The area still needs to evolve in several topics before inhalable nanocarriers enter clinical trials. Not only the question of performing more realistic in vivo assays is determinant, but also the toxicological assessment plays a defining role. Helpful technologies have been arising, such as 3D printing, which was used on the printing of artificial airways that enabled the study of particle flowability and dose assessment.
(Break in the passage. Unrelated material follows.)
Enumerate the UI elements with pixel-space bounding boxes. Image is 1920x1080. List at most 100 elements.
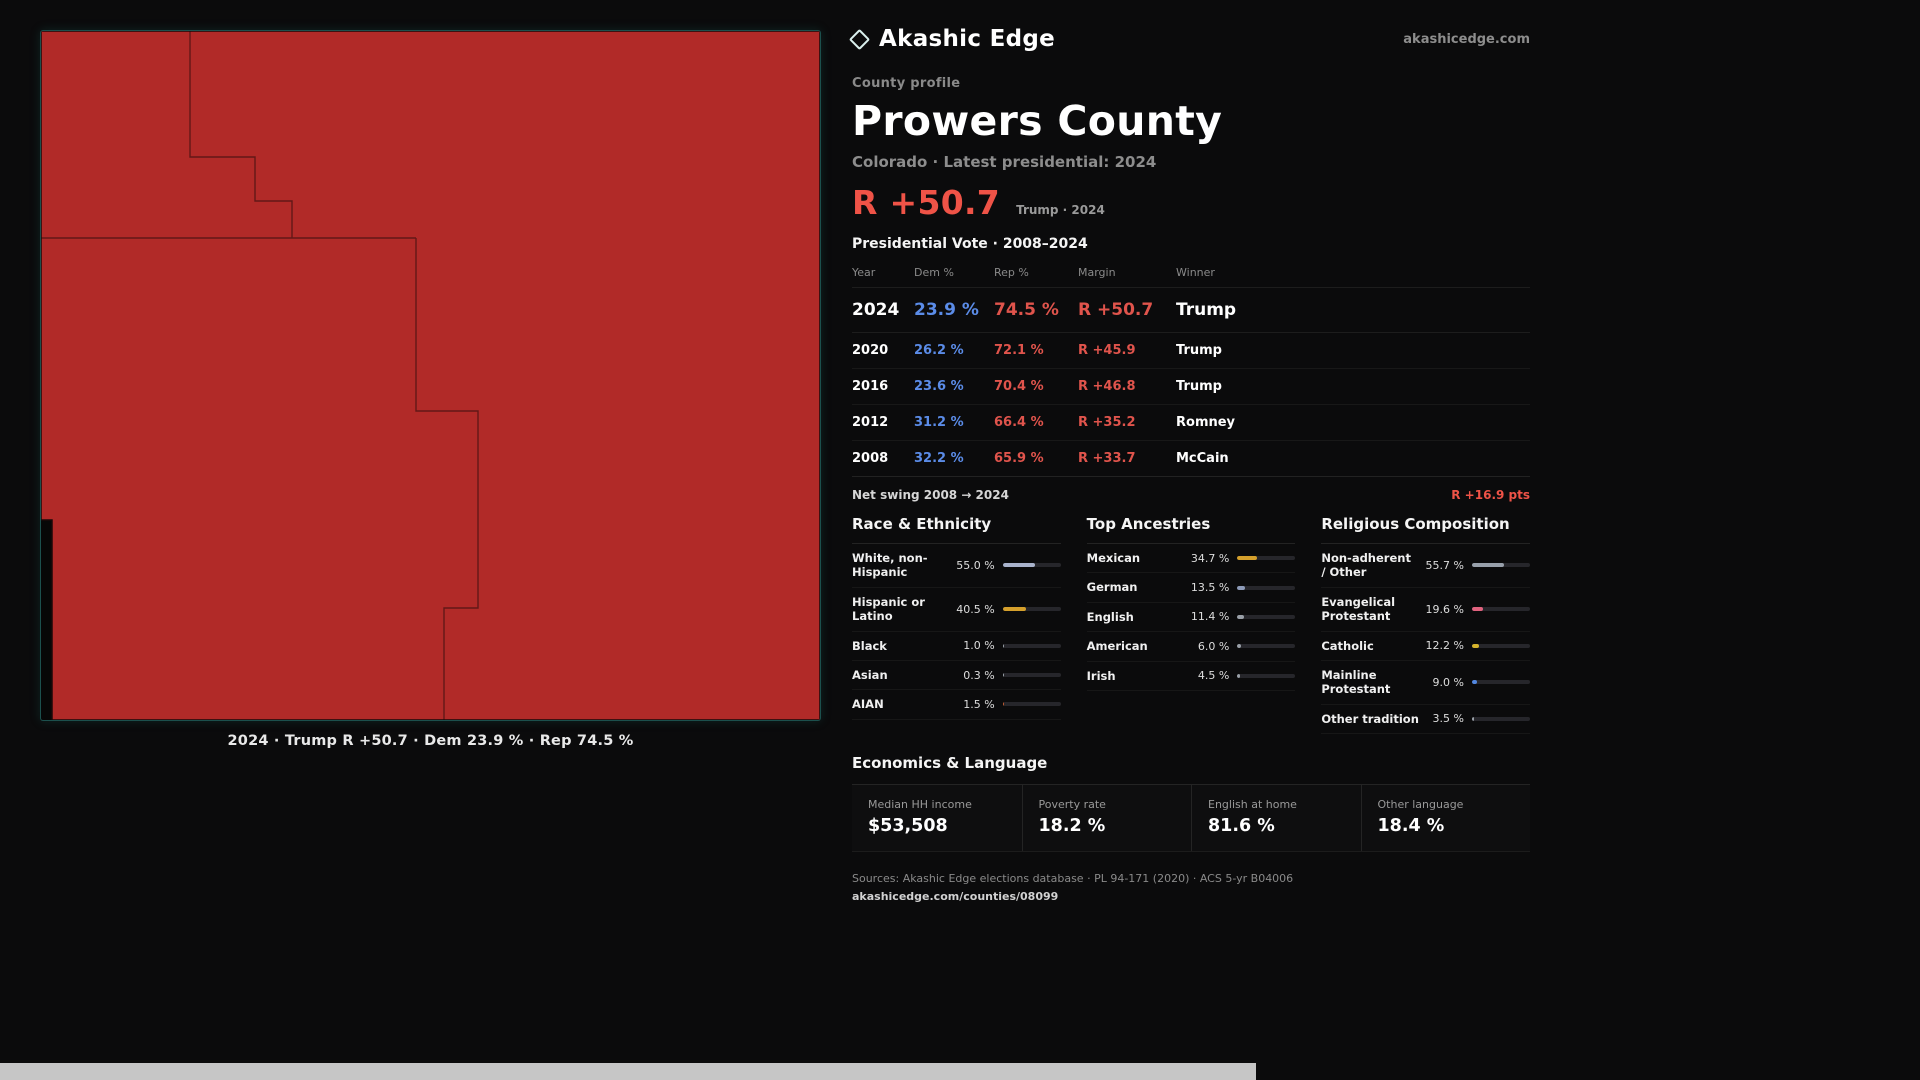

Lim et al. described this application in the neonate, showing a powerful tool to improve the ethics associated with formulation testing and to provide solutions for children born with respiratory complications [138].

All in all, this review highlighted an integrative process that considers progress made at the level of basic science, which clarifies pathophysiological aspects of each clinical condition, and the development of tools and strategies to reach the pharmacological targets. Many works were described with inhalable nanocarriers that have displayed potential, even with the existing limitations. All the issues, however, point to a common objective of providing the knowledge to enable the engineering of nanocarriers that will promote improved lung therapeutics.